April 9, 2018by CREAW0

We meet Caren Ruto at the Nchiiru Police Station and she quickly usher us in to the Gender Desk office and offers us seats with a warm smile and gentle spirits; a gesture that takes away the distress and stress that is usually associated with visiting a police station.

Caren Ruto supports survivors of gender based violence at the Nchiiru Police Station. PHOTO CREAW/ Christine Ogutu

The Gender Desk office is unique and one is quick to notice the walls which are neatly painted in white; the walls come alive with informational posters designed to provide useful information on gender based violence referral pathways to the survivors who visit the office for help.
Caren is among the 38 police officers from Meru County who were trained on GBV related laws and efficient handling of GBV cases with an aim to equip them with the necessary skills to properly document and store evidence from the first point of reporting or initial contact to ensuring the survivors get appropriate response in the referral system.
“After the trainings I came back and shared the information with fellow officers who are now more sensitive to the survivors of GBV. Through that, the male officers manning the reception desk now refer survivors to the gender desk for help. Previously, survivors would come but shy away from reporting,” she notes.
A few kilometers away in Kariene, resides Susan Achieng; a police Copral whose work also bore resemblance to that of Caren. Both of them are charged with the duty of supporting GBV survivors at the police gender desks in their respective stations.
For Susan, her duties go beyond the call of office; she has taken it upon herself to create awareness on GBV issues among communities living in Munjwa Village, Imenti Central Sub-County. “It is my duty to let the communities know what I do in the gender desk as police officer; I work for the general public.
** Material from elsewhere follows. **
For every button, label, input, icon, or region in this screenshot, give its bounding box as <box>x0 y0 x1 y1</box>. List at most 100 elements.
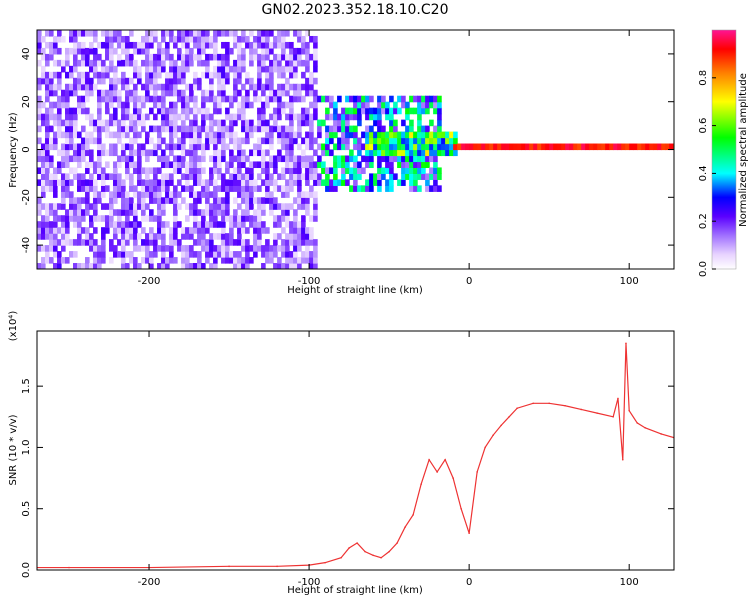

And if they do not know what I do then I think I am not well placed,” she says
Copral Susan Achieng works with chiefs to create awareness on GBV in Kariene. PHOTO CREAW/Christine Ogutu

At the village level she works with the local administration structures like Chiefs to organize community Barazas that bring on board men and women from across the villages. Chiefs are well known at the community level and are often the first point of referral to GBV cases.
“When we go to the community we discuss the sexual offences that occur including all the other forms of GBV like FGM and Domestic Violence. I have a village that is prone to defilements and rape that we are working to increase vigilance and bring perpetrators to book as well as make communities understand that such crimes are against the law and should not be solved out of court,” Susan explains.
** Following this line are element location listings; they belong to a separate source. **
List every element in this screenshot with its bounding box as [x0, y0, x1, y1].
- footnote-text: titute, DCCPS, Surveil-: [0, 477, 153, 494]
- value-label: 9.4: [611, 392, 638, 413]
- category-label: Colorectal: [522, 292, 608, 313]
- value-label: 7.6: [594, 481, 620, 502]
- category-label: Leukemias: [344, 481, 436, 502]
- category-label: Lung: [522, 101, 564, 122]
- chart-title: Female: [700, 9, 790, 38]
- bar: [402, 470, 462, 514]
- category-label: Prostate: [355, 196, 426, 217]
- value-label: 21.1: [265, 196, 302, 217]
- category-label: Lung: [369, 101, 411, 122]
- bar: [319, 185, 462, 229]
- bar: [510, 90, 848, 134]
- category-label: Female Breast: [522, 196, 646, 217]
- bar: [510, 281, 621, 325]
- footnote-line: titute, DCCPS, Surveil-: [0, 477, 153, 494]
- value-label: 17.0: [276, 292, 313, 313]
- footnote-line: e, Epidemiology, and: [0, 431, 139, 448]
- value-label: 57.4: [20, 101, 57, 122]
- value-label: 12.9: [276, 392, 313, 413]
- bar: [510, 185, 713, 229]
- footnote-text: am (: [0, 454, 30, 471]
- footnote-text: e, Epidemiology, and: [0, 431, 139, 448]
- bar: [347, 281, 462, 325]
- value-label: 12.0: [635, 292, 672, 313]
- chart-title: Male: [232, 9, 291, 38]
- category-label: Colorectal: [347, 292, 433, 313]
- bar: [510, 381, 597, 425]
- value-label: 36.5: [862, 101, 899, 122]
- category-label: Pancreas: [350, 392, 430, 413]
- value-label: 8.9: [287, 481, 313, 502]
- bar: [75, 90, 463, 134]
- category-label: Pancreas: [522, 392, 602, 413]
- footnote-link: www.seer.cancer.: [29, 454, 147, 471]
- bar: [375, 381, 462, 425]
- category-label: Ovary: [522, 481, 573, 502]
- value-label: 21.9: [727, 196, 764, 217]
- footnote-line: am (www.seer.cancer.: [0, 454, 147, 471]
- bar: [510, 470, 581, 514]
She adds: “We tell them what to do when affected by sexual offence and how they can report. Some survivors keep quiet because of the stigma associated with rape, defilement and domestic violence.”
She says at first she was just a normal police officer but when CREAW came on board and organized for trainings for police officers stationed in Meru County she came to understand the importance of going to the in-depths when investigating GBV cases to have solid evidence for successful prosecution.
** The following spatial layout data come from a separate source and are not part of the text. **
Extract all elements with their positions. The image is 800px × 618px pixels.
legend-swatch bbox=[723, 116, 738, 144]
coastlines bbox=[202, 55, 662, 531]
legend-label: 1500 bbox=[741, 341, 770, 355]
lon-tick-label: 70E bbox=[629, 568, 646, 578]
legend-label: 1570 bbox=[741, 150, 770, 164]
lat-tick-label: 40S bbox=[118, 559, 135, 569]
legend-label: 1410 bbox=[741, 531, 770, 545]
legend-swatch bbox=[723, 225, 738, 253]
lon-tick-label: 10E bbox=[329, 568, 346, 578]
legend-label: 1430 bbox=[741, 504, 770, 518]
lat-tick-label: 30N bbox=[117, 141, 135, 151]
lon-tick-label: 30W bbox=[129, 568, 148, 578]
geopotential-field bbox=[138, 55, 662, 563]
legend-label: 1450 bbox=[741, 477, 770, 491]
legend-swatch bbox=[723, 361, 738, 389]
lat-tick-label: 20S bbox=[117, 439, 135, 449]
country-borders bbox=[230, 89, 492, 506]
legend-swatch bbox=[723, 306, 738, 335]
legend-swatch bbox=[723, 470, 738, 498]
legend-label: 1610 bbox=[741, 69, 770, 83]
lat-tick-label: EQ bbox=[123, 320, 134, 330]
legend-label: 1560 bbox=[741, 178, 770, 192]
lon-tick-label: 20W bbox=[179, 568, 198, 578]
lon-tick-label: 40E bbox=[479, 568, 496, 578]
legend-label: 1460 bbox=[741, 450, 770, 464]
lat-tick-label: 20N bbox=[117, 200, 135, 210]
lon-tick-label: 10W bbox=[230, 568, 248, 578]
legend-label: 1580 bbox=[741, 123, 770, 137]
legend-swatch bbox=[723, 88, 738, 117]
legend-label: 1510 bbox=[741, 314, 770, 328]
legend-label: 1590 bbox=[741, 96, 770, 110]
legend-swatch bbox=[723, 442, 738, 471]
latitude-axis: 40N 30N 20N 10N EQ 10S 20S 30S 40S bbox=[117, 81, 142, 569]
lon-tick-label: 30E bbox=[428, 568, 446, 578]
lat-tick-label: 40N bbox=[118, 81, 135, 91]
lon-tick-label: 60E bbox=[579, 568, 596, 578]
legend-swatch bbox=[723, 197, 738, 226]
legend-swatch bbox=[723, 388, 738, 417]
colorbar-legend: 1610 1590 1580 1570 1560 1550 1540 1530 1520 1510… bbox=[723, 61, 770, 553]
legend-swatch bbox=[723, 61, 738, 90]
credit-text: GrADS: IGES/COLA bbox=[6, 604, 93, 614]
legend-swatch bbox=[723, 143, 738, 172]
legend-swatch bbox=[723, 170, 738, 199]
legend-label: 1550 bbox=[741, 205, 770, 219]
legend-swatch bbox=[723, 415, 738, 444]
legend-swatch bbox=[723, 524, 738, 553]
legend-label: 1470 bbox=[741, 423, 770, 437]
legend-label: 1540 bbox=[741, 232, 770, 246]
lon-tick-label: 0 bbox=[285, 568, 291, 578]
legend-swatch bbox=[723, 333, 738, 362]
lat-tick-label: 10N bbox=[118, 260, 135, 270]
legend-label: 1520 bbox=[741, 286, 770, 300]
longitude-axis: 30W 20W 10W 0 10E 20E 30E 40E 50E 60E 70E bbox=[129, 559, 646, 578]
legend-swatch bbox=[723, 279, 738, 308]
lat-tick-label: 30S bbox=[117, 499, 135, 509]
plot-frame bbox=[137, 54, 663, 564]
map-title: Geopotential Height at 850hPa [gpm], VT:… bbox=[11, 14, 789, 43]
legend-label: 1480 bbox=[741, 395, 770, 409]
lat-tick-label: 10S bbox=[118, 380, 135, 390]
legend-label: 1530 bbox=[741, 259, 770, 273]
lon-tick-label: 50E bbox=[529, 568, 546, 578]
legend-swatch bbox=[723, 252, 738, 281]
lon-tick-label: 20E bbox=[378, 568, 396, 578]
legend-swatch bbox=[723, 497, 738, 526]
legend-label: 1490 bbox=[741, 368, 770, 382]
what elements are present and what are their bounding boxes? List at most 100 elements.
“We have what is called Tamman where we come together as officers to discuss the emerging issues and the needed response. I shared what I had learnt with them and the reaction was positive. They were eager to learn and wanted to know more,”
Even though her advocacies in the community continue to gain momentum; Susan expresses concern over the lack of safe shelters for the survivors of gender based violence that has forced her to sometime stay with the survivors to protect them from repeated attacks.
Through the Haki Yetu, Jukumu Letu (Our rights, our responsibility) initiative anchored within the Access to Justice program, the Center for Rights, Education and Awareness (CREAW) has been working to strengthen the capacity of police officers to effectively investigate and prosecute offenders. The trainings targets police officers who mans the gender desks and crime office with an aim to enhance their knowledge and skills on documentation, proper storage and handling of GBV exhibits as well as proper ways to create networks and linkages in the grassroots and with key actors working on the prevention and response to gender based violence in the larger Meru County.